Truliant Operations – North Carolina Interior Architectural Photography

The sprawling shopping mall with anchor tenants and thousands of parking spots for peak holiday seasons were prominent markers of America’s consumer economy between the 1960s and 1990s. However, with the advent of online retail, the building type has been in increasingly rapid decline. Many of these malls remain empty or abandoned, others demolished, but some are being gradually repurposed before becoming vacant.

This spring I worked with Little at the Hanes Mall in Winston-Salem, NC in one of these former retail anchor tenants to perform architectural photography of Truliant Federal Credit Union’s Operations Center. Davie Construction was the general contractor.

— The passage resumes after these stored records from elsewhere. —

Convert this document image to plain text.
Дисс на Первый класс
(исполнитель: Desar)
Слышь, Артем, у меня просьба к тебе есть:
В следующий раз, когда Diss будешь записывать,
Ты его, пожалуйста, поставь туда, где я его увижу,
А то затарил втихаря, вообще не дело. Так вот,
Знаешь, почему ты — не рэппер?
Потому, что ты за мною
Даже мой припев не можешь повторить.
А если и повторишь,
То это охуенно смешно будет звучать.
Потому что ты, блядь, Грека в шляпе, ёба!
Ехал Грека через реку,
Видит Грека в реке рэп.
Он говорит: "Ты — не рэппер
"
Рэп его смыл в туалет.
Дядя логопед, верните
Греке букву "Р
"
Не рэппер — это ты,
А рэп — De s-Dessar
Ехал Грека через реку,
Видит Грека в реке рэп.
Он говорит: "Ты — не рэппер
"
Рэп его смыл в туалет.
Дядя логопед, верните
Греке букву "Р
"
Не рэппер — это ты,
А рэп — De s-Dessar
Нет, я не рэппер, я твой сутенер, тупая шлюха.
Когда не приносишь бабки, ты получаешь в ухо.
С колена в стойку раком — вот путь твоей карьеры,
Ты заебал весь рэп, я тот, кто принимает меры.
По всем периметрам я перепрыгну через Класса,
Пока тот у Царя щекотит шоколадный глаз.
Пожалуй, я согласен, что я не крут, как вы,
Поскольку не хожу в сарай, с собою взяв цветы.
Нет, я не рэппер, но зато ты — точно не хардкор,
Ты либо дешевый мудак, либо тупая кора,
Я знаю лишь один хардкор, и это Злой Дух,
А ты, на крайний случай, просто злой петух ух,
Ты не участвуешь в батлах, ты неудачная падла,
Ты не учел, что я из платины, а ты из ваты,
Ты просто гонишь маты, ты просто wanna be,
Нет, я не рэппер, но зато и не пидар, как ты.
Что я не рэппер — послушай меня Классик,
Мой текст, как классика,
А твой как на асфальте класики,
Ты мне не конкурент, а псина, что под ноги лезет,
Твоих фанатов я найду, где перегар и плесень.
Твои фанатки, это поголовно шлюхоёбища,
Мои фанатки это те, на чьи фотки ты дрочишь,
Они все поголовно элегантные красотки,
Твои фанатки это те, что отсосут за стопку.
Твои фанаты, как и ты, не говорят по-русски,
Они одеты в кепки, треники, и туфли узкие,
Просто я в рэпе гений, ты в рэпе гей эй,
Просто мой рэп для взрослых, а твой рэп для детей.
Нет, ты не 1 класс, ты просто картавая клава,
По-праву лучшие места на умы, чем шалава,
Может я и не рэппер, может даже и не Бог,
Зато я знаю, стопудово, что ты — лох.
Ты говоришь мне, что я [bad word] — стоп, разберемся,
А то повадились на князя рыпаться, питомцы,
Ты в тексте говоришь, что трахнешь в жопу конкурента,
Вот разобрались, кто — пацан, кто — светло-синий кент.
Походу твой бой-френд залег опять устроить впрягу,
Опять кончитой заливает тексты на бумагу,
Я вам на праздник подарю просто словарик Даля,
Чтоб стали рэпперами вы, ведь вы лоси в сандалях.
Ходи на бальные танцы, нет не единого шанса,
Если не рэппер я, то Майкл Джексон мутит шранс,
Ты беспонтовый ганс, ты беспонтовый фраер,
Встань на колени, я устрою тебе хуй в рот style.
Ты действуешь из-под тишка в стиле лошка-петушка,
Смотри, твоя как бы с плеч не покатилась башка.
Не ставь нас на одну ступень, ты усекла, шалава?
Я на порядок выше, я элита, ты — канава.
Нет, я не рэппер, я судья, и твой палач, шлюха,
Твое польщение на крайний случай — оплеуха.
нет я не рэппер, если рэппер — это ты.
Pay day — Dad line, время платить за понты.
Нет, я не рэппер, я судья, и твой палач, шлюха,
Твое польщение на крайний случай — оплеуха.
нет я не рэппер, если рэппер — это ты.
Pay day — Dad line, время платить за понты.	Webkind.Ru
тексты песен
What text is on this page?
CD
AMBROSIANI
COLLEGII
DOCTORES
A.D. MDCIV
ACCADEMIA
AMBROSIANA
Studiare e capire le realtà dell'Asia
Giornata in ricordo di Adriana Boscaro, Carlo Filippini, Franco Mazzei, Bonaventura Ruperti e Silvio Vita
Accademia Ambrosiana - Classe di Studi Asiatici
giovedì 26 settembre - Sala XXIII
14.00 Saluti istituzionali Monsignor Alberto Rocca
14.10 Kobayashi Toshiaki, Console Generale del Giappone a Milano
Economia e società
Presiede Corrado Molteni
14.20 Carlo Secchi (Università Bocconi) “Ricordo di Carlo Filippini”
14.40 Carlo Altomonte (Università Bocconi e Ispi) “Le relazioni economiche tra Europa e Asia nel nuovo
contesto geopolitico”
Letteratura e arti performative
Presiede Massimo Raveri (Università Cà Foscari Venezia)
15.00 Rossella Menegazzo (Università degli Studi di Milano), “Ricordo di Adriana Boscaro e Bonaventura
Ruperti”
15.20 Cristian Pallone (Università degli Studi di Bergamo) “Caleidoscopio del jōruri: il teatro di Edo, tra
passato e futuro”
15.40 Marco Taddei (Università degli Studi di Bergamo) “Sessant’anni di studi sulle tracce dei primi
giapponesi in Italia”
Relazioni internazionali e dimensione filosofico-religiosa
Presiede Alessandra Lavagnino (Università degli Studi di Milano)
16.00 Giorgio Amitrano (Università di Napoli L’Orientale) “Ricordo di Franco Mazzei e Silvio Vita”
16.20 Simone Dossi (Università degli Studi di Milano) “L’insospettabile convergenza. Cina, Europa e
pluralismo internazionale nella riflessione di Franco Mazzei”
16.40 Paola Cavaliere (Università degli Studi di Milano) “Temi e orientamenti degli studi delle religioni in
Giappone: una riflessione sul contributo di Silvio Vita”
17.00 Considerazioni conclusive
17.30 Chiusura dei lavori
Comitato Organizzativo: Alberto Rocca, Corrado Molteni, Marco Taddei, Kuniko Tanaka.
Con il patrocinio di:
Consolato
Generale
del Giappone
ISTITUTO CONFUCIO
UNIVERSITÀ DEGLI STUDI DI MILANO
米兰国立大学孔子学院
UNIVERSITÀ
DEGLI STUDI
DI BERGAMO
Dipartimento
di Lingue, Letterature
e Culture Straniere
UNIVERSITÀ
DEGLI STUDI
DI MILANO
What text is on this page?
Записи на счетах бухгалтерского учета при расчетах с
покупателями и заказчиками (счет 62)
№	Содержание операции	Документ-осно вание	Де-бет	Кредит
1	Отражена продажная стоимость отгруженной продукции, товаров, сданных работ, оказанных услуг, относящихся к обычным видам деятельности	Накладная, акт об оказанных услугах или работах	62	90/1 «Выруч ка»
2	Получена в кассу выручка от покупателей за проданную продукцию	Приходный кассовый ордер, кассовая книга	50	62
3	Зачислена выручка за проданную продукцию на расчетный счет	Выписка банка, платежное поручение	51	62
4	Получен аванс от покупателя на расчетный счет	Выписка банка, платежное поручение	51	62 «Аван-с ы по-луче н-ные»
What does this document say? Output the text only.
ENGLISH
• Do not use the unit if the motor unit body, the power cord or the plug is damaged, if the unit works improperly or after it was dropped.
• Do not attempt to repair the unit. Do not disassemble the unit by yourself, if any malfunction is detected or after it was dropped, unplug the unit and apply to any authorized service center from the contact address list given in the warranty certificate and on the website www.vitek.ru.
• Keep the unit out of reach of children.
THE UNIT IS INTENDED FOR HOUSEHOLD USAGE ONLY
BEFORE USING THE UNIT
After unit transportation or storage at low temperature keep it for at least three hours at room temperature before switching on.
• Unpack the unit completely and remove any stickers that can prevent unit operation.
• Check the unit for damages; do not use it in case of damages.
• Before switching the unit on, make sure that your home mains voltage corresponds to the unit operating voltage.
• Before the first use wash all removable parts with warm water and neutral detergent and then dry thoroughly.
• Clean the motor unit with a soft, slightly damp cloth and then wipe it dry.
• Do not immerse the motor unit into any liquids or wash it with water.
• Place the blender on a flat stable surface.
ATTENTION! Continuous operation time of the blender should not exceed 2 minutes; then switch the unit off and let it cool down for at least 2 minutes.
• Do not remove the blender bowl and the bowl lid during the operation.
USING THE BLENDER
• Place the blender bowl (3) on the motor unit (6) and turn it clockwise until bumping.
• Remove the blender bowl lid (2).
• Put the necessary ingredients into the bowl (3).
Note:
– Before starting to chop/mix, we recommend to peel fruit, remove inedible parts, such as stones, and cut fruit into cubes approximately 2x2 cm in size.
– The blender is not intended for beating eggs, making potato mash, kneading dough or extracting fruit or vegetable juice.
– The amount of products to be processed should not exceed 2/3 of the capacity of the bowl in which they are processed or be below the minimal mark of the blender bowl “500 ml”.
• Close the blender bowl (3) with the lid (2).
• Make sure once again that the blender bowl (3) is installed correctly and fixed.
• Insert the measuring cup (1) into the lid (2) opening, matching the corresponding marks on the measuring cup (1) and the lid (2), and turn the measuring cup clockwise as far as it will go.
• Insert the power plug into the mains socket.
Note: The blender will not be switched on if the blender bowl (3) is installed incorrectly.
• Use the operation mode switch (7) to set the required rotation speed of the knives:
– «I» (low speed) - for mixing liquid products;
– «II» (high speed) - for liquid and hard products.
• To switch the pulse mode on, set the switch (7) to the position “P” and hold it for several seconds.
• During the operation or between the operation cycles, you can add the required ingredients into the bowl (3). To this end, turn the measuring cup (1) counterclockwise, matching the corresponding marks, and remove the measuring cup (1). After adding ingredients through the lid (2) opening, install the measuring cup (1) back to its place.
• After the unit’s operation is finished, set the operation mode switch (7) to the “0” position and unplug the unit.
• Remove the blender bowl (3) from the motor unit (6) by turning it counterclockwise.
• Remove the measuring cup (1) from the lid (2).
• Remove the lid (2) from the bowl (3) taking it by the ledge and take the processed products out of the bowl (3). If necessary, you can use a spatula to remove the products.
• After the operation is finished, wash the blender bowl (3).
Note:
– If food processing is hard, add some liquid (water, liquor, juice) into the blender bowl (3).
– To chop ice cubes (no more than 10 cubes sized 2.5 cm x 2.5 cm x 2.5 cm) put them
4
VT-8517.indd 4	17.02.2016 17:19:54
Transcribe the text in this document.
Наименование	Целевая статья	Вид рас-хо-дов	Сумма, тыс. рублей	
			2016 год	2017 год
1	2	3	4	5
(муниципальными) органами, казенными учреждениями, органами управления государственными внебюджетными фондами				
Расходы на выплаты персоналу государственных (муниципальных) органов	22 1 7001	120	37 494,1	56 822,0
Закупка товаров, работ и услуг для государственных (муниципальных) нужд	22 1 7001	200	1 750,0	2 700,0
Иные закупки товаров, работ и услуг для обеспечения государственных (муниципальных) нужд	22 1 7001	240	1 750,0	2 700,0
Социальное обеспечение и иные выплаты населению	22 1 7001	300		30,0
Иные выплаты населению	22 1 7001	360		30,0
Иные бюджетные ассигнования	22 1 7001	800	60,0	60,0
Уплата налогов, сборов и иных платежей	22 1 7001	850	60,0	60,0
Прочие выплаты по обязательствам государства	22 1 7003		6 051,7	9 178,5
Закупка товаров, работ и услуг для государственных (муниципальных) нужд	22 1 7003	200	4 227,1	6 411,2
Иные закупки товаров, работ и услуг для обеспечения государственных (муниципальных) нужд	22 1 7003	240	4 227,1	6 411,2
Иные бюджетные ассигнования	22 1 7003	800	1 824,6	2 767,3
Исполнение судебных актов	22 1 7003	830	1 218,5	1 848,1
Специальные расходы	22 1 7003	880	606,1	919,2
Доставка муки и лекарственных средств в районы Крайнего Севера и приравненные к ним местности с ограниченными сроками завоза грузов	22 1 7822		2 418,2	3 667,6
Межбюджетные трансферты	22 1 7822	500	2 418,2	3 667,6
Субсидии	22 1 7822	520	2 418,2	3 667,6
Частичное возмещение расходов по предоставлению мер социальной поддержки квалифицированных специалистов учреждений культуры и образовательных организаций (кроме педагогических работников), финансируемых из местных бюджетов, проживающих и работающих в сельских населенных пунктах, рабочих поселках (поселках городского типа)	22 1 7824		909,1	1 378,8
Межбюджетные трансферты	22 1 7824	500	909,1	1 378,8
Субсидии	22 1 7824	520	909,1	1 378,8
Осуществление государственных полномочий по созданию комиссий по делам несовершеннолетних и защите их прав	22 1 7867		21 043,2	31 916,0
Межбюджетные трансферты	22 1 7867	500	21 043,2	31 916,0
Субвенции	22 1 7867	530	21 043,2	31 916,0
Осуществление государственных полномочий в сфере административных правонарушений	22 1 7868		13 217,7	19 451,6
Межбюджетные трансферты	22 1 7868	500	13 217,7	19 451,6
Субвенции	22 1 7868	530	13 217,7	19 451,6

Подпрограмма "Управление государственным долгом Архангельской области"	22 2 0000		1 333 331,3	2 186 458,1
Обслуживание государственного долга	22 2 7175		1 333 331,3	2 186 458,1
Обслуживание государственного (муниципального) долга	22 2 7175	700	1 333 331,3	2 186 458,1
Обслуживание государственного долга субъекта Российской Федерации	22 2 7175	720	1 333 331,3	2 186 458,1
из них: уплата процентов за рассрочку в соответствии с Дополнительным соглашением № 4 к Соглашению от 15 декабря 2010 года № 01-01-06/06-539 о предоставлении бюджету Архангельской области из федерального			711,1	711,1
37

Truliant’s trademark sunny yellow and blue color palette provides accent color throughout the center, which occupies all three floors.

Little performed the architectural design and specified the furniture selection.  Upon filtering through the security desk and lobby, visitors are greeted with vast floorspace beyond.

Chasing light.  Every floor template is pierced by an existing skylight and staircase, which replaced the shopping mall escalators.  Immediately beyond the stairs are transparent views into adjacent conference rooms.

Axes of pathways stem from the center staircase for interior programming filtering from public space, to semi-private, to open office space.  There are multiple bullpens for workers and visitors to break, grab coffee and gather.  Small offices allow for semi-private workplaces isolated from surrounding noise.  Graphic walls permeate through the entire operations center.


I liked the overall programming and furniture spacing, in conjunction to the acoustical ceiling panels above, it doesn’t feel too barren nor too crowded.

Shine on!  The lower floor has uses reserved for employees including a fitness center and other spaces, and would be well-served as a company event space.


If you’re were wondering what’s happening with shopping malls, we’re going to start seeing many of them repurposed – into medical care (of which I’ve also photographed), housing, education and other occupancy types.  That’s it for Truliant, see you next blog!